Larga búsqueda de valioso texto sagrado

Esencial. El Códice de Aleppo es considerado la versión definitiva de la Biblia judaica

JERUSALÉN | AP

Investigadores se embarcaron en una búsqueda en cuatro continentes para encontrar las páginas perdidas de uno de los manuscritos más importantes del mundo: una Biblia en hebreo de mil años de antigüedad conocida como El Códice de Aleppo.

Los cruzados se apropiaron de esa Biblia para exigir rescate, el fuego casi la destruyó y según se cree, fue contrabandeada a través de las fronteras de Medio Oriente, oculta en una lavadora. En 1958, cuando el libro llegó a Israel, 196 páginas habían desaparecido, alrededor de un 40% del total.

Para algunos estudiosos del Antiguo Testamento, esas páginas desaparecidas se convirtieron en una suerte de Santo Grial.

Investigadores que representan al custodio del manuscrito en Jerusalén dicen que tienen algunas pistas sobre parte de las páginas desaparecidas, y que se hallan cercanas al objetivo de completar en su totalidad el manuscrito.

El Códice de Aleppo tal vez no sea tan famoso como los Manuscritos del Mar Muerto. Pero para muchos eruditos, es inclusive más importante, pues es considerado la edición definitiva de la Biblia judaica.

La clave para encontrar las páginas perdidas podría radicar en la diáspora de judíos que se radicaron en Aleppo, Siria, donde el manuscrito fue guardado durante siglos en un arcón de hierro de una sinagoga.

Un punto crucial en su historia se registró tres días después que las Naciones Unidas aprobó una resolución en 1947 aceptando la creación del estado de Israel. Una turba siria, indignada ante la resolución, quemó la sinagoga hasta los cimientos. Los judíos de Aleppo rescataron el Códice, pero en los años siguientes la comunidad, integrada por unas 10.000 personas, se vio obligada a abandonar Siria, rumbo a diferentes partes del planeta.

Los expertos creen que los judíos de Aleppo tendrían en su poder algunas de las páginas desaparecidas, en tanto otras habrían sido adquiridas por comerciantes de antigüedades.

Dos fragmentos ya aparecieron: una página completa en 1982, y un trozo más pequeño en 2007 que fue portado durante varias décadas por un residente de Brooklyn, Estados Unidos, Sam Sabbagh, como amuleto de la buena suerte.

Cuando el Códice llegó a Israel hace 50 años, fue entregado a Izhak Ben-Zvi, entonces el presidente de ese país y un experto en comunidades judías del mundo islámico.
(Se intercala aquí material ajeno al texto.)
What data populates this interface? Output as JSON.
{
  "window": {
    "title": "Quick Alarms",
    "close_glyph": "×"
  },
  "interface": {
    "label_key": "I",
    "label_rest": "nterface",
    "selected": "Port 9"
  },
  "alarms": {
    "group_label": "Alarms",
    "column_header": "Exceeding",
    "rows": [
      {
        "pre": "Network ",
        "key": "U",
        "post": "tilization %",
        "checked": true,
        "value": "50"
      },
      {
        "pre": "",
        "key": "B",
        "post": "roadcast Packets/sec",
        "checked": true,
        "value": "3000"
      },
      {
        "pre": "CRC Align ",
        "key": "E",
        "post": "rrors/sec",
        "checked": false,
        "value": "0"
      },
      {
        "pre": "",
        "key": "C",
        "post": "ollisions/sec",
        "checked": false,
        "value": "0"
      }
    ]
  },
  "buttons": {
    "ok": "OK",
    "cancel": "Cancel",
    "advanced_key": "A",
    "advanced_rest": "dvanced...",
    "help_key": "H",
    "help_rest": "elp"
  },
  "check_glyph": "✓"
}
Aunque la Biblia se halla en el Museo de Israel, junto con los Manuscritos del Mar Muerto, el Instituto Ben-Zvi fundado por el fallecido presidente continúa siendo su custodio legal y respalda la nueva búsqueda.

Esfuerzos previos, incluidos algunos realizados por diplomáticos israelíes y por agentes del Mossad, el servicio secreto israelí, fracasaron. La nueva búsqueda reclutó a un pequeño grupo de judíos de Aleppo, capaces de ganar la confianza de la comunidad, y redituó información sobre el destino de algunas piezas y acerca de las personas que las tienen en su poder, dijo Zvi Zameret, director del Instituto Ben-Zvi.

Zameret informó que la búsqueda se lleva a cabo en América del Norte, del Centro y del Sur, en Israel y en Inglaterra.

"De acuerdo con los rumores, no sólo hay pequeños fragmentos sino capítulos enteros, y eso causó gran entusiasmo``, manifestó Adolfo Roitman, curador del Museo de Israel a cargo del manuscrito.

El Códice, 491 páginas de pergamino de unos 30 centímetros de largo por 25 centímetros de ancho, fue transcripto alrededor del 930 de nuestra era por Shlomo Ben Boya`a, un escriba de Tiberías, en las márgenes del mar de Galilea. Fue editado por un famoso erudito de esa época, Aaron Ben-Asher. La conclusión del manuscrito señaló el fin de un proceso de siglos destinado a crear el texto definitivo de la Biblia hebrea.

Perteneció a la comunidad judía de Jerusalén hasta que lo robaron los cruzados que capturaron y saquearon la ciudad en 1099. Tras pagarse un rescate, el manuscrito llegó a El Cairo, donde lo utilizó el filósofo judío Maimónides, quien declaró que era la copia más precisa del Antiguo Testamento.

Uno de los hombres que rescató páginas de la Biblia era Mourad Faham, que ingresó en la sinagoga disfrazado de beduino y encontró el grueso del manuscrito en el piso, según narró su nieto, Jack Dweck.

Dweck, un empresario radicado en Nueva York, dice que en su opinión, las partes desaparecidas existen: "Creo que hay una gran pieza (del manuscrito) en alguna parte, esperando a ser hallada".